Tiga hari lamanya cuaca berkabut  di Union Glacier Camp Antarktika. Menunggu cuaca bagus bisa menjadi kegiatan membosankan. "Untung di Union Glacier banyak kegiatan. Bisa naik sepeda, ke gym, makanannya juga enak," terang Putri Handayani, pendaki yang tengah mengejar impiannya menjadi petualang Indonesia pertama yang meraih gelar The Explorer's Grand Slam.
Itu terjadi di awal tepatnya pada 1-3 Januari 2025 silam. Begitulah kondisi cuaca benua paling ekstrim di belahan selatan bumi. Setahun silam keangkuhannya membuyarkan upaya perempuan peraih MBA dari Pittsburgh University, Pennsylvania, Amerika Serikat ini menggapai puncak Gunung Vinson di Antarktika.
Namun pagi pada 4 Januari 2025 agaknya cuaca mulai melunak. Putri bersama beberapa pendaki dari berbagai belahan dunia lekas terbang menuju  Vinson Base Camp (2.152 mdpl).
Gunung Vinson, puncaknya berada di ketinggian 4.892 meter di atas permukaan laut, dikenal sebagai salah satu tantangan terbesar bagi para pendaki dunia. Karena letaknya yang mendekati Kutub Selatan, tekanan udara di gunung ini relatif lebih rendah dibandingkan dengan gunung-gunung di lokasi lain yang lebih jauh dari Kutub Selatan dengan ketinggian yang sama.
Sederhananya, tekanan udara di puncak Gunung Vinson ekuivalen dengan gunung-gunung yang ketinggiannya 500 sampai 1.000 mdpl lebih tinggi di sekitar garis khatulistiwa.

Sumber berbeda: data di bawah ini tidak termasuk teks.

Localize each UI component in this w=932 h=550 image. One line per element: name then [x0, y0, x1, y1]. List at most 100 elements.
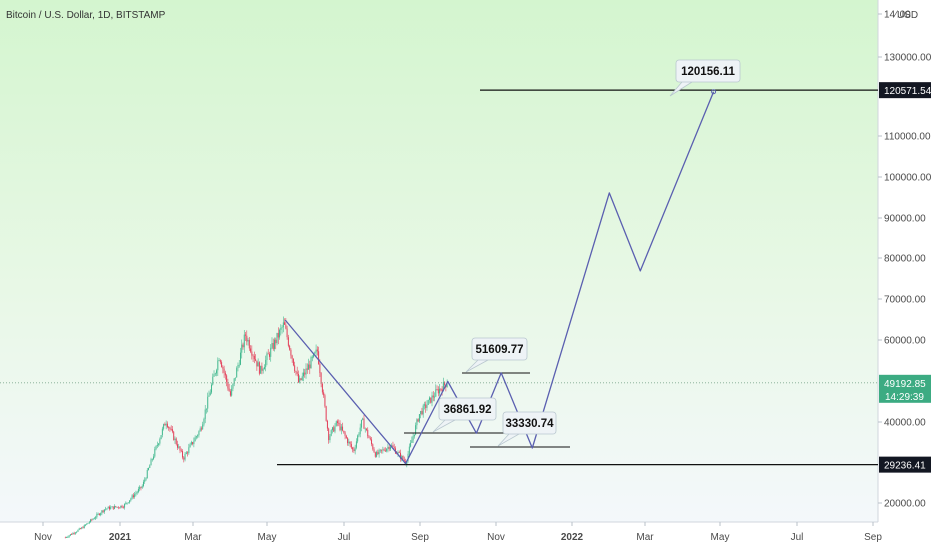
- candle-body: [347, 438, 349, 444]
- candle-body: [226, 375, 228, 382]
- candle-body: [176, 444, 178, 448]
- callout-label[interactable]: 120156.11: [681, 66, 735, 78]
- current-price-tag: [879, 374, 931, 403]
- candle-body: [426, 404, 428, 408]
- candle-body: [319, 363, 321, 374]
- candle-body: [248, 339, 250, 349]
- x-tick-label: Sep: [411, 532, 429, 543]
- candle-body: [112, 506, 114, 509]
- candle-body: [175, 438, 177, 445]
- candle-body: [287, 337, 289, 346]
- candle-body: [156, 444, 158, 446]
- candle-body: [131, 495, 133, 499]
- projection-layer: [284, 89, 717, 465]
- candle-body: [422, 405, 424, 415]
- candle-body: [440, 388, 442, 390]
- y-tick-label: 90000.00: [884, 214, 926, 225]
- candle-body: [439, 388, 441, 394]
- candle-body: [193, 441, 195, 445]
- callout-label[interactable]: 36861.92: [444, 404, 492, 416]
- candle-body: [325, 406, 327, 421]
- candle-body: [444, 382, 446, 385]
- candles-layer: [64, 316, 448, 539]
- projection-endpoint: [711, 89, 717, 95]
- callout-label[interactable]: 33330.74: [506, 418, 555, 430]
- candle-body: [434, 396, 436, 398]
- symbol-title[interactable]: Bitcoin / U.S. Dollar, 1D, BITSTAMP: [6, 10, 166, 21]
- candle-body: [368, 436, 370, 439]
- candle-body: [301, 376, 303, 380]
- candle-body: [140, 486, 142, 488]
- candle-body: [192, 442, 194, 444]
- candle-body: [93, 518, 95, 520]
- candle-body: [330, 430, 332, 436]
- candle-body: [110, 507, 112, 510]
- candle-body: [364, 428, 366, 430]
- candle-body: [392, 445, 394, 447]
- candle-body: [103, 509, 105, 512]
- candle-body: [219, 360, 221, 363]
- candle-body: [149, 465, 151, 468]
- candle-body: [217, 360, 219, 371]
- candle-body: [203, 419, 205, 425]
- y-tick-label: 40000.00: [884, 418, 926, 429]
- candle-body: [241, 344, 243, 353]
- candle-body: [401, 456, 403, 459]
- x-tick-label: May: [258, 532, 277, 543]
- candle-body: [292, 358, 294, 366]
- candle-body: [222, 367, 224, 369]
- candle-body: [305, 368, 307, 375]
- candle-body: [183, 457, 185, 460]
- candle-body: [90, 519, 92, 523]
- candle-body: [97, 513, 99, 515]
- candle-body: [164, 424, 166, 426]
- candle-body: [299, 378, 301, 383]
- candle-body: [255, 359, 257, 361]
- candle-body: [202, 424, 204, 430]
- candle-body: [420, 411, 422, 415]
- candle-body: [354, 447, 356, 451]
- candle-body: [334, 425, 336, 432]
- candle-body: [117, 506, 119, 508]
- price-tag-label: 120571.54: [884, 86, 932, 97]
- candle-body: [276, 332, 278, 344]
- candle-body: [362, 418, 364, 420]
- candle-body: [237, 365, 239, 369]
- candle-body: [113, 506, 115, 509]
- candle-body: [83, 525, 85, 529]
- candle-body: [232, 383, 234, 389]
- candle-body: [85, 524, 87, 526]
- candle-body: [150, 459, 152, 466]
- candle-body: [371, 439, 373, 445]
- candle-body: [413, 434, 415, 437]
- candle-body: [393, 446, 395, 449]
- currency-label[interactable]: USD: [897, 10, 918, 21]
- candle-body: [262, 369, 264, 371]
- candle-body: [407, 453, 409, 461]
- candle-body: [190, 442, 192, 445]
- candle-body: [310, 357, 312, 369]
- candle-body: [139, 486, 141, 489]
- candle-body: [136, 491, 138, 494]
- price-axis[interactable]: 14⁄.00 130000.00 110000.00 100000.00 90000.0…: [878, 10, 932, 510]
- candle-body: [268, 353, 270, 357]
- candle-body: [425, 404, 427, 408]
- candle-body: [108, 506, 110, 510]
- callout-label[interactable]: 51609.77: [476, 344, 524, 356]
- candle-body: [441, 389, 443, 392]
- candle-body: [69, 534, 71, 536]
- time-axis[interactable]: Nov 2021 Mar May Jul Sep Nov 2022 Mar May Jul Sep: [34, 522, 882, 543]
- candle-body: [400, 452, 402, 459]
- candle-body: [73, 533, 75, 534]
- candle-body: [277, 332, 279, 338]
- candle-body: [345, 435, 347, 439]
- candle-body: [233, 378, 235, 384]
- candle-body: [324, 395, 326, 407]
- candle-body: [102, 510, 104, 512]
- candle-body: [111, 506, 113, 508]
- candle-body: [446, 384, 448, 387]
- candle-body: [436, 389, 438, 391]
- candle-body: [339, 423, 341, 431]
- candle-body: [187, 452, 189, 454]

Gunung yang terletak di benua terdingin di bumi ini juga mempunyai cuaca yang tidak menentu dan sulit dijangkau menjadikannya sebagai salah satu puncak tersulit dalam daftar The Seven Summits.
BASE CAMP KE LOW CAMP
Pendakian dimulai dari Vinson Base Camp yang berfungsi sebagai pusat logistik dan titik aklimatisasi awal. Di sini, pendaki mempersiapkan perlengkapan seperti crampons, tali, dan sled (papan luncur yang ditarik pendaki untuk membawa beban). Namun mengingat waktu yang semakin pendek, dan ramalan cuaca mengatakan di atas tanggal 9 Januari 2025 kemungkinan situasinya tidak lagi ramah.
Meski Putri sudah cukup kenyang dengan segala teknik dan pengelolaan pendakian gunung es dan salju, toh ia tetap harus mengantisipasi setiap kemungkinan terburuk. Ia punya pengalaman soal ini saat melakukan pendakian di Gunung Denali, Alaska, Amerika Serikat tiga tahun silam. Dalam perjalanan turun dari puncak ia terperosok ke jurang yang cukup dalam.